Can Algerian companies use the AWS-Google multicloud interconnect today?

Only if they have workloads running in the supported regions: US East (N. Virginia), US West (N. California), US West (Oregon), Europe (London), and Europe (Frankfurt). Since Algeria has no local AWS or Google Cloud region, companies using these providers connect through European regions. Those with workloads in London or Frankfurt can create a 1 Gbps cross-cloud connection during preview at no cost. For purely domestic workloads on local infrastructure, the interconnect is not directly applicable.

What does the open API standard mean for cloud interoperability long-term?

AWS and Google published the Connection Coordinator API as an OpenAPI 3.0 specification in a public GitHub repository, inviting other providers to adopt it.
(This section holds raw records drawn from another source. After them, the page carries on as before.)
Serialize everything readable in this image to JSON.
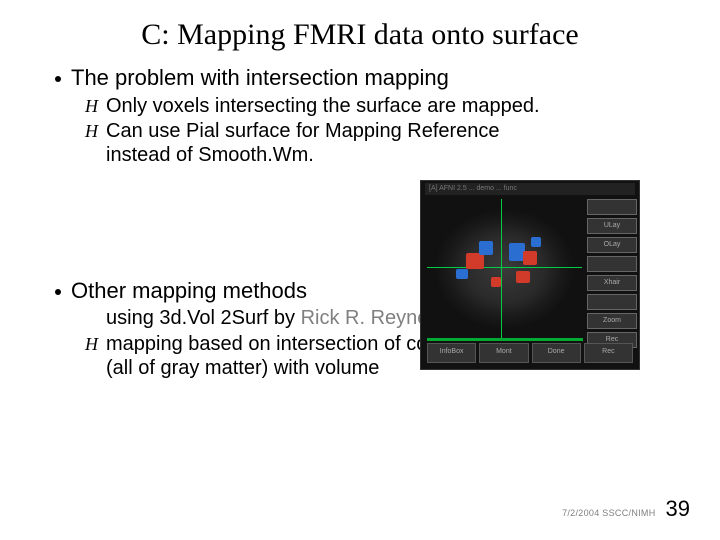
{
  "title": "C: Mapping FMRI data onto surface",
  "bullets": [
    {
      "text": "The problem with intersection mapping",
      "subs": [
        {
          "text": "Only voxels intersecting the surface are mapped."
        },
        {
          "text": "Can use Pial surface for Mapping Reference instead of Smooth.Wm."
        }
      ]
    },
    {
      "text": "Other mapping methods",
      "subs": [
        {
          "prefix": "using 3d.Vol 2Surf by ",
          "gray": "Rick R. Reynolds",
          "no_marker": true
        },
        {
          "text": "mapping based on intersection of cortical sheet (all of gray matter) with volume"
        }
      ]
    }
  ],
  "image": {
    "title_strip": "[A] AFNI 2.5 ... demo ... func",
    "ctl_labels": [
      "",
      "ULay",
      "OLay",
      "",
      "Xhair",
      "",
      "Zoom",
      "Rec"
    ],
    "info_labels": [
      "InfoBox",
      "Mont",
      "Done",
      "Rec"
    ],
    "blobs": [
      {
        "l": 45,
        "t": 72,
        "w": 18,
        "h": 16,
        "c": "#d23a2a"
      },
      {
        "l": 58,
        "t": 60,
        "w": 14,
        "h": 14,
        "c": "#2a6ed2"
      },
      {
        "l": 88,
        "t": 62,
        "w": 16,
        "h": 18,
        "c": "#2a6ed2"
      },
      {
        "l": 102,
        "t": 70,
        "w": 14,
        "h": 14,
        "c": "#d23a2a"
      },
      {
        "l": 95,
        "t": 90,
        "w": 14,
        "h": 12,
        "c": "#d23a2a"
      },
      {
        "l": 110,
        "t": 56,
        "w": 10,
        "h": 10,
        "c": "#2a6ed2"
      },
      {
        "l": 35,
        "t": 88,
        "w": 12,
        "h": 10,
        "c": "#2a6ed2"
      },
      {
        "l": 70,
        "t": 96,
        "w": 10,
        "h": 10,
        "c": "#d23a2a"
      }
    ],
    "colors": {
      "panel_bg": "#111111",
      "crosshair": "#00cc44",
      "green_bar": "#00aa33"
    }
  },
  "footer": {
    "date_org": "7/2/2004 SSCC/NIMH",
    "page": "39"
  }
}
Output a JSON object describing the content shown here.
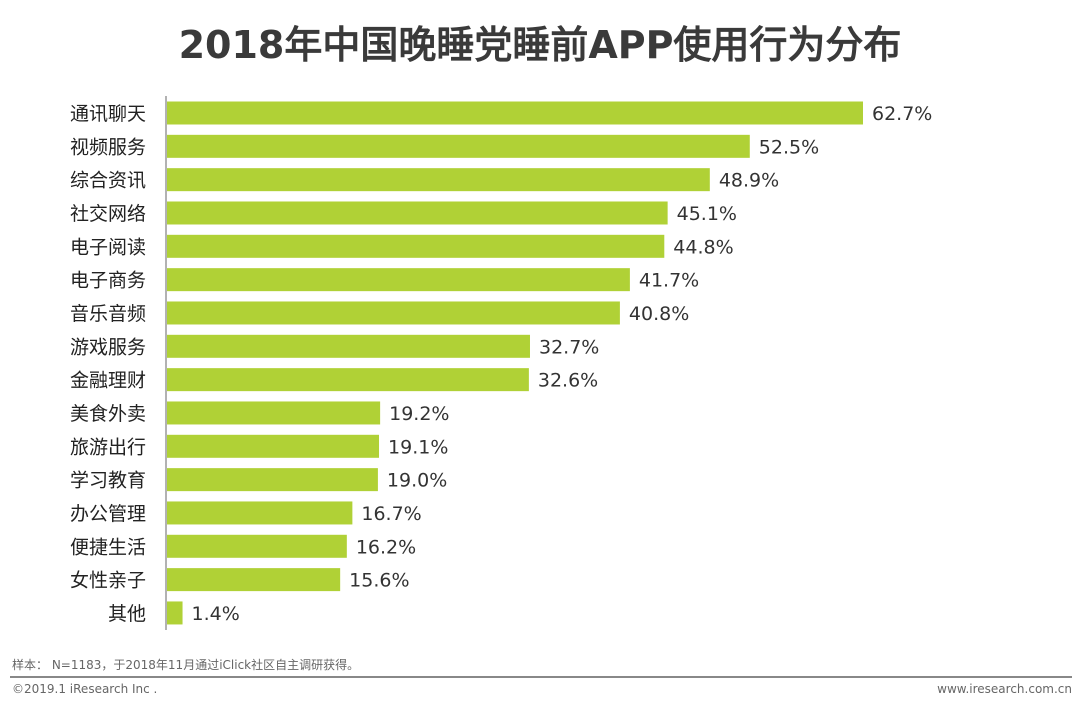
{
  "chart_data": {
    "type": "bar",
    "orientation": "horizontal",
    "title": "2018年中国晚睡党睡前APP使用行为分布",
    "categories": [
      "通讯聊天",
      "视频服务",
      "综合资讯",
      "社交网络",
      "电子阅读",
      "电子商务",
      "音乐音频",
      "游戏服务",
      "金融理财",
      "美食外卖",
      "旅游出行",
      "学习教育",
      "办公管理",
      "便捷生活",
      "女性亲子",
      "其他"
    ],
    "values": [
      62.7,
      52.5,
      48.9,
      45.1,
      44.8,
      41.7,
      40.8,
      32.7,
      32.6,
      19.2,
      19.1,
      19.0,
      16.7,
      16.2,
      15.6,
      1.4
    ],
    "value_suffix": "%",
    "xlim": [
      0,
      62.7
    ],
    "grid": false,
    "bar_color": "#b0d136"
  },
  "footer": {
    "note": "样本： N=1183，于2018年11月通过iClick社区自主调研获得。",
    "copyright": "©2019.1 iResearch Inc .",
    "site": "www.iresearch.com.cn"
  }
}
Microsoft Azure is expected to join in H2 2026. If the spec gains broader adoption — from Oracle, Alibaba Cloud, or regional providers — it could become a true interoperability standard that makes switching between cloud providers far less costly. For Algeria, this could eventually mean that locally hosted cloud services (Huawei, Algerie Telecom) could interconnect with hyperscalers using the same standard.

Does this eliminate vendor lock-in entirely?

No. The interconnect solves the network layer — provisioning private connections between clouds in minutes instead of weeks. But the deepest sources of lock-in remain proprietary managed services: DynamoDB, Bigtable, Lambda, Cloud Functions. Neither AWS nor Google has any incentive to commoditize those. What changes is the cost of experimentation — enterprises can now test multicloud architectures with near-zero friction, which increases optionality even if full portability remains elusive.